Thursday September 20, 2007
Sweet memories — The Day of Atonement makes me happy
by dan pine staff writer
Let the word go forth: Lox and bagels never taste as good as they do at the break-fast, 24 hours after that last lonely bite before Erev Yom Kippur. Noshing after Yom Kippur is a rush akin to swerving to avoid a bad car accident or recovering from strep throat or falling in love. The skies seem bluer, the air smells sweeter, and, to paraphrase poet Edgar Lee Masters, “not a cell knows aught save that it thrills with life.”
Those autumn sundown buffets after Neilah constitute some of my favorite Yom Kippur memories. But I wonder: Is it OK to even have a favorite Yom Kippur memory?
It’s not supposed to be a party.
Yet, even with its sobriety and intensity, I really do have treasured memories from various Days of Atonement over the years. And not just of the post-prayer kosher feed trough.

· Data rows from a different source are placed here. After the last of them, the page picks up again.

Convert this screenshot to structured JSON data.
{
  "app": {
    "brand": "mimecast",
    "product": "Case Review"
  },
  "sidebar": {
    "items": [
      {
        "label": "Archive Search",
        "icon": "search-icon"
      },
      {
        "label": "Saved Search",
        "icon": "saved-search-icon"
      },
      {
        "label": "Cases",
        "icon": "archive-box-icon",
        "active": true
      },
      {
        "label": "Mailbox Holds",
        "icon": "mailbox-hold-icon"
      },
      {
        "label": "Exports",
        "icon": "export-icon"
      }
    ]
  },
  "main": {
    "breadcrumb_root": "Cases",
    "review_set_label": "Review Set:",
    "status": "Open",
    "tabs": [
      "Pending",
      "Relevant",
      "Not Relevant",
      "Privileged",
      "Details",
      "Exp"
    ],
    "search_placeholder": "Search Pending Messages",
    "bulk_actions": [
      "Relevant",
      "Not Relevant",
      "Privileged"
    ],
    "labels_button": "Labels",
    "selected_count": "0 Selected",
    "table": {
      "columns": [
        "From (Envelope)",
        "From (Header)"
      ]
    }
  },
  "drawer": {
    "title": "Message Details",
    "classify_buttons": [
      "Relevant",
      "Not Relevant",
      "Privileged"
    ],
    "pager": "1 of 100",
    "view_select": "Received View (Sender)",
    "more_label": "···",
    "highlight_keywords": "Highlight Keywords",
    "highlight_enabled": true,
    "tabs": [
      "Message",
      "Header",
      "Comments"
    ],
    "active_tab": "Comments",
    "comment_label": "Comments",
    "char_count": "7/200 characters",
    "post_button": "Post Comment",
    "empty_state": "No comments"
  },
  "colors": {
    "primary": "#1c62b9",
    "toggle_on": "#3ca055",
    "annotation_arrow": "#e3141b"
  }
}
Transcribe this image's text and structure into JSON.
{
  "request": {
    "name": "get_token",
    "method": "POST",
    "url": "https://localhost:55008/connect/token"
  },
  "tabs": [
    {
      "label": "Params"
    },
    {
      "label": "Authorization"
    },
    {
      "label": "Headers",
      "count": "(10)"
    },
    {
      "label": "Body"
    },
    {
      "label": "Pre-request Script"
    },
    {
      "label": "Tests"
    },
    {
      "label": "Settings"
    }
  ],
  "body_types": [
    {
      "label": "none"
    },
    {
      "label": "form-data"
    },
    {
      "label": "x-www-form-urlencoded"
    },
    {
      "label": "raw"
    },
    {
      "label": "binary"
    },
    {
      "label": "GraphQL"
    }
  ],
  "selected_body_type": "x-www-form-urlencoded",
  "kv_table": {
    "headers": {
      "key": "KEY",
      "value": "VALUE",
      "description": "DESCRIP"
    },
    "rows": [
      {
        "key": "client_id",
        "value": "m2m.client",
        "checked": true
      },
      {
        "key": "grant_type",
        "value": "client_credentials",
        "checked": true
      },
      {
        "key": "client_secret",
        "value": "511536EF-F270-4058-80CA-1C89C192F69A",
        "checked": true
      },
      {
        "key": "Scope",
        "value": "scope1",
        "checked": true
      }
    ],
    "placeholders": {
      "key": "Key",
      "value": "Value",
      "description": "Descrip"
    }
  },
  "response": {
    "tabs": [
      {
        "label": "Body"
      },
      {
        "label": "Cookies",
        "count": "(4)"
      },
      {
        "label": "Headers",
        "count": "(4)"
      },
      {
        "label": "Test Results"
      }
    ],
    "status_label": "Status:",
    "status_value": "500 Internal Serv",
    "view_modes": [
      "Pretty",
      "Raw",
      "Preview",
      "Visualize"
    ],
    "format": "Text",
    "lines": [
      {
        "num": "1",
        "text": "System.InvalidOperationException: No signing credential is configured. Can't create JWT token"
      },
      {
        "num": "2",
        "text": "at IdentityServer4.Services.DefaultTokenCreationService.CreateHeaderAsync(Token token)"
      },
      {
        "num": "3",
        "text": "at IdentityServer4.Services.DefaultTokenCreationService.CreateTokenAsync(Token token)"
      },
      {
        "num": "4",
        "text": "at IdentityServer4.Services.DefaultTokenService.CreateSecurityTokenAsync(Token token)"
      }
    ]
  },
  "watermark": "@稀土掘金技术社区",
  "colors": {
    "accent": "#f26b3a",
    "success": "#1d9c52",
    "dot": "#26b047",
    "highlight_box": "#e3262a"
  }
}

For one, I love the music. High Holy Day trope is much more beautiful than regular trope. I can’t explain musicologically what makes it different, but spiritually it’s teleporting. When the Torah readers chant those ancient melodies, I almost feel like I’m sitting in the billowing tents of Jacob (sans sand, of course).
I also love the time between morning and late-afternoon Yom Kippur services. Often I would wander to the synagogue library during that break. Though it probably would have been more fitting to pore over sacred texts, I usually flipped through biographies and histories, always feeling nourished reading about, say, Ben-Gurion or the Yiddish revival.
I love the mood throughout the day. Though ritualized to the extreme, the hard work of Yom Kippur matters deeply to Jews in the pews. You see it in the closed eyes brimming with tears; you taste it on your own dry tongue stumbling through the Al Chet.
What a prayer that is. As Rabbi Shraga Simmons has noted, the 44 sins listed in the Al Chet are not actual “mistakes” but, rather, the roots of mistakes, explored one at a time. What masters of psychology were the authors of the Al Chet. How did they know, so many hundreds of years ago, about the deeper significance of the hardened heart, the blurting lips, the harsh tongue?
I love Neilah, at the very end of the Holy Day when the Gates of Repentance close. The sanctuary is opened to all. Friends, family and total strangers wrap their weary arms about each other, swaying to “Od Tireh” or some other much-loved tune. You hope you made it into the Book of Life, you hope you scoured your inner self to a bright 12-month sheen, but you somehow feel you’ve done your best, and that God has forgiven you, even if you haven’t totally forgiven yourself.
But my very favorite Yom Kippur memory comes at the beginning, with Kol Nidre.
The first time I heard it performed by the cantor, choir and solo cello, I almost fainted from the beauty. It’s a melody so universally revered, even 19th-century German composer Max Bruch, a Protestant, wrote an arrangement of it.
And I remain blown away by the meaning of Kol Nidre. For that brief time, the sanctuary transforms itself into a court of law, the congregants become petitioners. In one of the great insights of Judaism, all vows made to God over the past year become null and void.
Through the centuries, our enemies pointed to that fact to prove the Jews could not be trusted. “See how they so easily dismissed their vows to the Almighty,” they would say.
These fools didn’t understand the human heart as well as did our forebears, who knew how hard it is to keep our promises and how God forgives any lapses. Wiping clean the slate year after year is an act of unparalleled self-love.
The sages also made it clear that slate-wiping rule does not apply to vows made between people. Violate those, and you must make amends face to face. There’s no “Get out of repentance free” card.
I can’t help it. Kol Nidre makes me happy. The overarching spirit of the day makes me happy. So I can only wish you, too, a happy Yom Kippur.